A higher proportion of patients developed CIN in the control group (28 (28.0%)) vs (12 (12.0%)) in the study group with P-value =0.005
Predictors of CIN in our study:
The age of the patients who developed CIN is significantly higher than those without CIN (63.78 ± 13.74 years) vs (58.74 ± 11.21 years) respectively, with P-value 0.016.
Presence of heart failure symptoms, hypertension and diabetes mellitus found to be significantly associated with the incidence of CIN with P-value 0.048, 0.021 and 0.005 respectively.
The proportion of renal impairment/CKD was higher in patients with CIN 20 (50.0%) vs 40 (25.0%) with P-value 0.002. baseline serum creatinine in patients with CIN was significantly high (1.34 ± 0.51mg/dl) vs (1.11 ± 0.42) with P-value 0.005. Accordingly, baseline GFR in patients with CIN was significantly low (74.45 ± 35.01ml/min) vs (90.40 ± 34.46ml/min) with P-value 0.010.

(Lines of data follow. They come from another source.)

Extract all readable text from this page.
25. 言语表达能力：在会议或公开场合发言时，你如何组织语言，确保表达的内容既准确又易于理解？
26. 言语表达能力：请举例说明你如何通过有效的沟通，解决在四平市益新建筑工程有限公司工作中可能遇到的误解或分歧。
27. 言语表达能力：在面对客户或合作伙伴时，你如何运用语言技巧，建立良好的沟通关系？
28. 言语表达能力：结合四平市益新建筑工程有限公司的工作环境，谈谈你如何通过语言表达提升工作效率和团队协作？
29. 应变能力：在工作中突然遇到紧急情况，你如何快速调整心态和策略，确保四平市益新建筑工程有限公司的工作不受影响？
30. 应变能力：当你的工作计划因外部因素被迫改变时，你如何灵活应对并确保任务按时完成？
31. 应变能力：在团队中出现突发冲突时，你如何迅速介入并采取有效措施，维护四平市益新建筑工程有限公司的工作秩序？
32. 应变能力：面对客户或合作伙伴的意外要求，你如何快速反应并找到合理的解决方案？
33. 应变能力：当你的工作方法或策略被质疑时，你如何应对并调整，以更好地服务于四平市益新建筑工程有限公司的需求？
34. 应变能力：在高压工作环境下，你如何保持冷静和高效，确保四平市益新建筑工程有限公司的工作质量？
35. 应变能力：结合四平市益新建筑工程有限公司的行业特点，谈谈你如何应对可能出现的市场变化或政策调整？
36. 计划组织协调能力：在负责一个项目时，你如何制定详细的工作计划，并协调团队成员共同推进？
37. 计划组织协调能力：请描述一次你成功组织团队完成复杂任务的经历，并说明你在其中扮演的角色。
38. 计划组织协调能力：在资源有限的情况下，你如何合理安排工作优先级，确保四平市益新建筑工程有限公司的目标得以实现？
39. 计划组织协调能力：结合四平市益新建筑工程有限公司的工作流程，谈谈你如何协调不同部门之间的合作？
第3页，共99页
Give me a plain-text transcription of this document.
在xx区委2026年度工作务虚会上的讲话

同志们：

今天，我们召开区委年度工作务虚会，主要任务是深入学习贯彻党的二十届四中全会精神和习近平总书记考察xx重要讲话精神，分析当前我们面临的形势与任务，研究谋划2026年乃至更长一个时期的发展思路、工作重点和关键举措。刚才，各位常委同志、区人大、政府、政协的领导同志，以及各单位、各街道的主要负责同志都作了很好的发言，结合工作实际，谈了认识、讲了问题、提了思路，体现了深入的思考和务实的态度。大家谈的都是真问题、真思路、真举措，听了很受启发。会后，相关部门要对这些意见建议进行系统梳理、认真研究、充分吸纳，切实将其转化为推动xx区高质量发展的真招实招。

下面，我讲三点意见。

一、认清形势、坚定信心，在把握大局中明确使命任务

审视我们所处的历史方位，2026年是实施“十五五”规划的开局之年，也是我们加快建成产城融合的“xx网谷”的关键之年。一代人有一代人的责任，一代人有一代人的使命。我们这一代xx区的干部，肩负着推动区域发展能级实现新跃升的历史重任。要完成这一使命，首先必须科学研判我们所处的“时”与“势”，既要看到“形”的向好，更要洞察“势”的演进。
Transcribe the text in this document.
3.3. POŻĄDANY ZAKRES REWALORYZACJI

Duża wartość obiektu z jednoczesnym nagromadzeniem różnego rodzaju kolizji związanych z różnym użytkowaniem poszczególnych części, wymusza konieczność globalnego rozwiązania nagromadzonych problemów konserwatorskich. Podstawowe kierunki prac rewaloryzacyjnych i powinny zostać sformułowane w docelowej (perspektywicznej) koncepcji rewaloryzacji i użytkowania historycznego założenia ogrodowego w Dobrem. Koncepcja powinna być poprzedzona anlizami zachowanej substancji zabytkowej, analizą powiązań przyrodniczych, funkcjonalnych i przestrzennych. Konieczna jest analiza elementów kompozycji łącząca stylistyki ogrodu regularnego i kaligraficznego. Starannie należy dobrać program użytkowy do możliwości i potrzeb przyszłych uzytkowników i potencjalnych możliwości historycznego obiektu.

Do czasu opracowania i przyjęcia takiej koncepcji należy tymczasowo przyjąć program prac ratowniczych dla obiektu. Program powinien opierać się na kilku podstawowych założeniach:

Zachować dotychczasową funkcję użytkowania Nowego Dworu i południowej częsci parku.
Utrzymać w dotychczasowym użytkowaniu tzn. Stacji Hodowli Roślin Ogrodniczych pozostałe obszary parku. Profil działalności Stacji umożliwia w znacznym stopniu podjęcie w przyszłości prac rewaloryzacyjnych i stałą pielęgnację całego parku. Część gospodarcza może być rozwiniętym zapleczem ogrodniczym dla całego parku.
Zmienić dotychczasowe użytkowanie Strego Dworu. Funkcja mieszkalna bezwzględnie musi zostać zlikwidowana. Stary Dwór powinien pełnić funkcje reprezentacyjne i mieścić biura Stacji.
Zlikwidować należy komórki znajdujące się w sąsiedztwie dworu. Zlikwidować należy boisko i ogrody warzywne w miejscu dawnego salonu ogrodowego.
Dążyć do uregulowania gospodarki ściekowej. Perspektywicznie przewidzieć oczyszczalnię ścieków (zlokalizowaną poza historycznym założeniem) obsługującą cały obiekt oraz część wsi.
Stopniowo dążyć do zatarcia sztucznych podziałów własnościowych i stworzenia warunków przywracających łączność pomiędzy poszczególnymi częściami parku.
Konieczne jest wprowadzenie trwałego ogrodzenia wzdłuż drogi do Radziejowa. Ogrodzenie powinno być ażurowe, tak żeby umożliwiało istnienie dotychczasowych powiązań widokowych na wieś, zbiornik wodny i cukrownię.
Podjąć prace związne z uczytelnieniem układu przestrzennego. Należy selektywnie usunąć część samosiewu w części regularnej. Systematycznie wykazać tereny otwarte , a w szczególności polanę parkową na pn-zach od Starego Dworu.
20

Mehran score was found to be of statistical significance difference between patients with CIN 5 (4 - 9) vs 2 (0 - 5) in patients without CIN with P-value <0.001.
LVEF was significantly low in patients with CIN (38.95 ± 9.86) vs (44.09 ± 10.92) with P-value 0.007.
The Amount of the contrast volume was significantly higher in the group who developed CIN (151.05 ± 79.93ml) vs (112.09 ± 54.13) with P-value <0.001.
Serum Creatinine Δ change was significantly high in patients developed CIN (0.86 ± 0.32mg/dl) in comparison to (0.12 ± 0.17mg/dl) in patients without CIN with P-value <0.001 and accordingly the GFR Δ change was significantly low in patients with CIN in comparison to those without CIN with P-value <0.001.
In conclusion, we found a trend toward the efficacy of silymarin in preventing contrast-inducednephropathy.